On ne pourra que recommander de courir applaudir ces artistes à la bonne humeur communicative, tout en conseillant d’arriver tôt avant le début du spectacle – le placement dans la salle de L’Alhambra étant libre.

samedi 10 octobre 2020

« Giovanna d’Arco » de Giuseppe Verdi - Opéra de Metz - 06/10/2020


Si l’Opéra de Metz peut s’enorgueillir d’être la plus ancienne salle lyrique française encore en activité depuis sa construction en 1752, bien avant Versailles (1770) et Bordeaux (1780), il n’en oublie pas de rendre hommage à sa vénérable voisine la cathédrale Saint-Etienne, qui fête cette année ses 800 ans. C’est dans ce cadre qu’intervient la création messine de Jeanne d’Arc (1845), l’un des ouvrages les plus rarement donnés sur scène de Verdi, en raison du peu d’action offert par le livret. A l’instar de Tchaïkovski avec La Pucelle d’Orléans (1881), l’adaptation d’après Schiller modifie sensiblement le mythe, faisant hésiter Jeanne entre l’appel divin et celui plus charnel de Charles VII, avant de sacrifier l’héroïne sur le champ de bataille, en lieu et place du procès et du bûcher attendus.

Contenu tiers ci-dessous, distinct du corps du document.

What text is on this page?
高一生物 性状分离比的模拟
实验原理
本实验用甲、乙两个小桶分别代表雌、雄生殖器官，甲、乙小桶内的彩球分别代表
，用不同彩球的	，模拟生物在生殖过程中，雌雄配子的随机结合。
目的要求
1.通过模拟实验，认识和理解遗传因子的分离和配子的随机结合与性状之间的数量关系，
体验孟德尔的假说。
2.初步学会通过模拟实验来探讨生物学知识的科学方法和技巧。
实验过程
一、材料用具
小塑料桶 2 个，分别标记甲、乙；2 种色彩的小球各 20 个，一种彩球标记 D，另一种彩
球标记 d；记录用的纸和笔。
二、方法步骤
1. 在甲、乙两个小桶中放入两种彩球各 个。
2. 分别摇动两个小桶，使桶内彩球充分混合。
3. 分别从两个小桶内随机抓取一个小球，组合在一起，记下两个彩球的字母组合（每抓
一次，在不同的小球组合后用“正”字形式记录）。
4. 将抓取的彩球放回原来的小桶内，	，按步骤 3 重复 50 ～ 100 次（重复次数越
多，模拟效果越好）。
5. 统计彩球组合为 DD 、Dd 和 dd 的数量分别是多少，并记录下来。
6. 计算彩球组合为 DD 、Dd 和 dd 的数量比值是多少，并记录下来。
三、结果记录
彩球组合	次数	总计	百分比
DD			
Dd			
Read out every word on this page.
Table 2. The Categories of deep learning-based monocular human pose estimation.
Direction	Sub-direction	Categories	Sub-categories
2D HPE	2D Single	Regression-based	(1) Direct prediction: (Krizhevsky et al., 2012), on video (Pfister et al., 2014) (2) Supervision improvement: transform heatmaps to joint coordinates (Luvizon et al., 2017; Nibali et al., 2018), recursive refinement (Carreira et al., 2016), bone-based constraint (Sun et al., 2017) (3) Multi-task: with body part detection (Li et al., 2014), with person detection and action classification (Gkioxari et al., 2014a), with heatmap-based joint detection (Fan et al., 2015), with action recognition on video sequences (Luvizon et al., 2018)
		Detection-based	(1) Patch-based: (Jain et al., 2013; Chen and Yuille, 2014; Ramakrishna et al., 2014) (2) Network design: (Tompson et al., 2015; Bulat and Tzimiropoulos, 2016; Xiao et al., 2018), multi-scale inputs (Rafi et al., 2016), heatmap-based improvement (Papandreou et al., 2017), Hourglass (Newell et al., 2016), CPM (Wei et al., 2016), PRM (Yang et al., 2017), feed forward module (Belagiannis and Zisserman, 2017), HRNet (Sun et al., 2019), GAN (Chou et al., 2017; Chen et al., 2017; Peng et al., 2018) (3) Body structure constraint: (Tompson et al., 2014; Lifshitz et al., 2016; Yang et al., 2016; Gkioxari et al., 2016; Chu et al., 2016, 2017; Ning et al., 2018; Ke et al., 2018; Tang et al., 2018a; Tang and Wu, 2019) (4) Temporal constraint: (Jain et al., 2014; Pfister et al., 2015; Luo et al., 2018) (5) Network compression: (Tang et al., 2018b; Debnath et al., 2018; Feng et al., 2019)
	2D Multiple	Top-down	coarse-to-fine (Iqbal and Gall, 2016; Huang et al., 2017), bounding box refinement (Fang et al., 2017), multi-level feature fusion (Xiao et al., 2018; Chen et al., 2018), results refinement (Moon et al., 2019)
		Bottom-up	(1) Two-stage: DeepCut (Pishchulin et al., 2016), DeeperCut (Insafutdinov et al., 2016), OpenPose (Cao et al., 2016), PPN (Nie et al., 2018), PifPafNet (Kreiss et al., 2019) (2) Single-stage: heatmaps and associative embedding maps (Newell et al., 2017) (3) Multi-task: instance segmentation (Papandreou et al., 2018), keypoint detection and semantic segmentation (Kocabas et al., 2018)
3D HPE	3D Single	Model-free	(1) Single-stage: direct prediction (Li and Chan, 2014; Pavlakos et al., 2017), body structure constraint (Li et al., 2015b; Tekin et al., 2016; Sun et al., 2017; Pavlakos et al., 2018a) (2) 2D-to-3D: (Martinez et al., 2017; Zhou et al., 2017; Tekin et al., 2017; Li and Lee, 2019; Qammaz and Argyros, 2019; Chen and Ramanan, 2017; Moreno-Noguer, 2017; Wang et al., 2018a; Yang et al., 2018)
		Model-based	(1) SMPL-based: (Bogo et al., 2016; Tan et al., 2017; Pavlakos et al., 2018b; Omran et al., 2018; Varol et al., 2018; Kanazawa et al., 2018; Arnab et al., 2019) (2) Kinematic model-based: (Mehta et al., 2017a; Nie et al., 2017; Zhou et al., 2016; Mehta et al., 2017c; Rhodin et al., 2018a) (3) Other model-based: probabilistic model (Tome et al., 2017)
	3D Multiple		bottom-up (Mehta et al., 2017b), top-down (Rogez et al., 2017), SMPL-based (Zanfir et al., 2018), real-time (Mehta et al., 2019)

Pour autant, on se laisse aller rapidement à ces nouveautés, tant l’inspiration de Verdi se montre à son meilleur dès l’Ouverture, aux accents dramatiques et admirablement nuancés. La mise en valeur de la finesse de l’ornementation de l’orchestration de Verdi doit beaucoup au travail de Roberto Rizzi Brignoli, grand spécialiste de ce répertoire (voir notamment Le Bal masqué donné à Metz en 2015): avec force détails révélés aux bois (bénéficiant en cela de la réduction du nombre des cordes pour cause de COVID), le geste félin et sautillant n’oublie jamais la narration d’ensemble, le tout sans couvrir ses chanteurs. Autre grand atout de la soirée avec le Chœur de l’Opéra-Théâtre de Metz Métropole, manifestement très bien préparé dans la précision de ses interventions.
 

Cet écrin de qualité autour des chanteurs les aide à affronter les redoutables difficultés de la partition, notamment dans la première partie très guerrière, aux modulations périlleuses dans les changements de registre. Ainsi de Patrizia Ciofi (Jeanne), toujours aussi irradiante de présence scénique et d’intelligence au service du texte, qui se joue d’un instrument vocal parfois dur dans l’aigu, un rien trop métallique dans les accélérations, au moyen d’une technique sans faille: on pense notamment à ses pianissimi de rêve dans les parties apaisées, qui n’ont rien à envier aux plus grandes, Anna Netrebko comprise (voir sa prestation milanaise dans le même rôle en 2015-2016). De son côté, Jean-François Borras (Charles VII) n’est pas en reste dans un rôle qu’il connaît bien pour l’avoir déjà chanté à Rouen en 2008. L’élégance des phrasés du ténor français, tout autant que son beau timbre clair, donne beaucoup de présence à sa prestation, particulièrement en une fin d’ouvrage très réussie. On est moins séduit en revanche par les couleurs grises de Pierre-Yves Pruvot (Jacques), au vibrato prononcé, qui assure toutefois l’essentiel par son incontestable métier. Il est toutefois dommage que l’Opéra de Metz n’aie pas su trouver un interprète à la hauteur de Ciofi et Borras, les deux autres rôles principaux.

Enfin, la mise en scène de Paul-Emile Fourny se joue astucieusement de l’exiguïté de la scène grâce au recours important à la vidéo, en un aller-retour subtil entre figuration réaliste et abstraction (avec des lignes entremêlées qui figurent autant un labyrinthe que les fils pour en sortir), tout en ayant recours au ballet de l’Opéra-Théâtre de Metz Métropole pour donner davantage de force brute à l’action scénique. On regrettera seulement des costumes peu imaginatifs et peu saillants (surtout pour Jean-François Borras), sans parler des éclairages sous-utilisés dans l’ensemble. Pas de quoi gâcher le plaisir d’un spectacle de très bonne tenue, qui fait une entrée réussie au répertoire de l’Opéra de Metz.